Control of mRNA stability and degradation is essential for appropriate gene expression, and its dysregulation causes various disorders, including cancer, neurodegenerative diseases, diabetes, and obesity. The 5′–3′ exoribonuclease XRN1 executes the last step of RNA decay, but its physiological impact is not well understood. To address this, forebrain-specific Xrn1 conditional knockout mice (Xrn1-cKO) were generated, as Xrn1 null mice were embryonic lethal. Xrn1-cKO mice exhibited obesity with leptin resistance, hyperglycemia, hyperphagia, and decreased energy expenditure. Obesity resulted from dysregulated communication between the central nervous system and peripheral tissues. Moreover, expression of mRNAs encoding proteins that regulate appetite and energy expenditure was dysregulated in the hypothalamus of Xrn1-cKO mice. Therefore, we propose that XRN1 function in the hypothalamus is critical for maintenance of metabolic homeostasis.
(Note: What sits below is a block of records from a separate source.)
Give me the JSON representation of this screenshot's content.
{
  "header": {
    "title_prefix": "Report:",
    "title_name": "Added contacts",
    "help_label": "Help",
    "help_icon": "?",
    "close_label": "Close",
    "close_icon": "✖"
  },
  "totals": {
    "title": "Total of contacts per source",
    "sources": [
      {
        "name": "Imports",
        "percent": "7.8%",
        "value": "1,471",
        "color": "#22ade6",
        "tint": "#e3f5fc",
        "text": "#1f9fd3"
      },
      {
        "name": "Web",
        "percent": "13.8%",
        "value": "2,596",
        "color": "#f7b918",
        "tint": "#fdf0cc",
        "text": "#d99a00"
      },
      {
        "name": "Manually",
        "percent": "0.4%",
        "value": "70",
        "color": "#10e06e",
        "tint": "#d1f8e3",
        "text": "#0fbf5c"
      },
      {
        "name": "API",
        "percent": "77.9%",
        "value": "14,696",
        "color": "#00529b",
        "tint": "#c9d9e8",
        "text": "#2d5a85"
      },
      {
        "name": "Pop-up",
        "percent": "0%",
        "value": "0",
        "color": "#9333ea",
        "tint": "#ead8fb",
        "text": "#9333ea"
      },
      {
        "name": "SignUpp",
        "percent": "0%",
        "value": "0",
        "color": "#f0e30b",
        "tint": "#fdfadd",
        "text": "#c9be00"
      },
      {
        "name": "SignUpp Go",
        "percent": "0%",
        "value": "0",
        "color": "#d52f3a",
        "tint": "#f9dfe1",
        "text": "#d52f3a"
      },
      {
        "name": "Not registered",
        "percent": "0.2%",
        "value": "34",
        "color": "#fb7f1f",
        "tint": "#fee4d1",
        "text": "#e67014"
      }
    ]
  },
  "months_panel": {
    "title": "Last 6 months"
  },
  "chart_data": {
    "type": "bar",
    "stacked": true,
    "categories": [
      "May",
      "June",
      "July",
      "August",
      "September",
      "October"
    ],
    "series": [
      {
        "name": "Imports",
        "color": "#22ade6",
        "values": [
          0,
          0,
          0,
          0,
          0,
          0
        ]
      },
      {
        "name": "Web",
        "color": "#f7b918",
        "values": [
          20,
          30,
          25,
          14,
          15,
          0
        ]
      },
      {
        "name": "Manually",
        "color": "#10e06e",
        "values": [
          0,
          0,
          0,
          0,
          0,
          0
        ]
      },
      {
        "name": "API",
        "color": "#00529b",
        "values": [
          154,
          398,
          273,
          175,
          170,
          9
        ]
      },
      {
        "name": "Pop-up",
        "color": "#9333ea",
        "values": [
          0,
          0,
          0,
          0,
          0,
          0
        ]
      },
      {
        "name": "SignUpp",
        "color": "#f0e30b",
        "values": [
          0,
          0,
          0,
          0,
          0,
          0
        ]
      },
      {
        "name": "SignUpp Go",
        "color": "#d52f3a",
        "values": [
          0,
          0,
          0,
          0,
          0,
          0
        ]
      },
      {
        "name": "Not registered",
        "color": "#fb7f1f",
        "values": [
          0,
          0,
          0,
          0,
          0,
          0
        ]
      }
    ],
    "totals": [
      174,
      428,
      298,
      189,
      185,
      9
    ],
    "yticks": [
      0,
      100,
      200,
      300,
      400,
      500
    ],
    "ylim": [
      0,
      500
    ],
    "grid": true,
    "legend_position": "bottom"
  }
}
mRNA 稳定性和降解的控制对于适当的基因表达至关重要，其失调会导致各种疾病，包括癌症、神经退行性疾病、糖尿病和肥胖症。5'-3' 外切核糖核酸酶 XRN1 执行 RNA 衰变的最后一步，但其生理影响尚不清楚。为了解决这个问题，产生了前脑特异性Xrn1条件敲除小鼠 ( Xrn1 -cKO)，因为Xrn 1 空小鼠是胚胎致死的。Xrn1-cKO 小鼠表现出具有瘦素抵抗、高血糖、食欲亢进和能量消耗减少的肥胖。肥胖是由中枢神经系统和外周组织之间的通讯失调引起的。此外，在Xrn1 -cKO 小鼠的下丘脑中，编码调节食欲和能量消耗的蛋白质的 mRNA 的表达失调。因此，我们认为下丘脑中的 XRN1 功能对于维持代谢稳态至关重要。